In an in vitro bacterial DNA damage and repair assay (SOS Chromotest), propionic acid (99% pure) was tested at concentrations of 0.01, 0.03, 0.3, 1, 3.3, 10, 33.3 mM in water with Escherichia coli PQ37 for the incubation duration of 2 hours. Cytotoxicity was evident at the concentrations of 10 mM and above. Propionic acid was negative in this test (Basler et al 1987).

 

In vivo Cytogenetics

In a Chinese hamster (Cricetulus griseus) bone marrow micronucleus assay, 6 animals/ sex/ dose were treated once with propionic acid (99 % pure) by means of intra-peritoneal injection at doses of 0 and 2.5% in physiological saline (approx 125 mg/kg bw). Bone marrow cells were harvested at 12, 24 and 48 hours post-treatment. Four hamsters died within a few hours of dosing. The positive control elicited the appropriate response. There was no significant increase in the incidence or frequency of micro-nucleated polychromatic erythrocytes in the bone marrow of male or female hamsters treated with propionic acid as compared to concurrent controls (Basler et al.1987). This study is acceptable for assessment. The study design is comparable to the recommendations of the OECD TG 474 for in vivo cytogenetic mutagenicity data.

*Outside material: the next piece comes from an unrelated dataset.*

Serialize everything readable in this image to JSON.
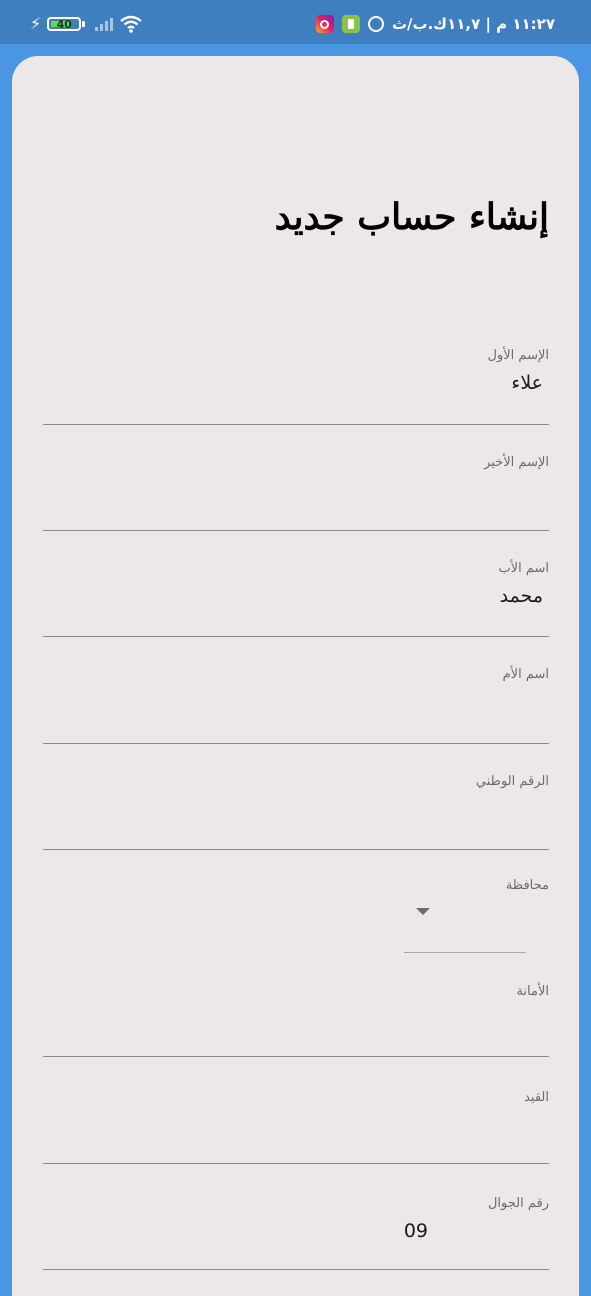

Short description of key information:
- In vitro bacteria gene mutation: negative
- in vitro mammalian gene mutation: negative (read across)
- In vitro cytogenicity: negative (read across from sodium and calcium propionate)
- In vivo cytogenetics: negative (Basler 1987)

Endpoint Conclusion:

Justification for classification or non-classification

Classification for genetic toxicity is not warranted according to the criteria of EU Directive 67/548/EEC and EU Classification, Labelling and Packaging of Substances and Mixtures (CLP) Regulation (EC) No. 1272/2008.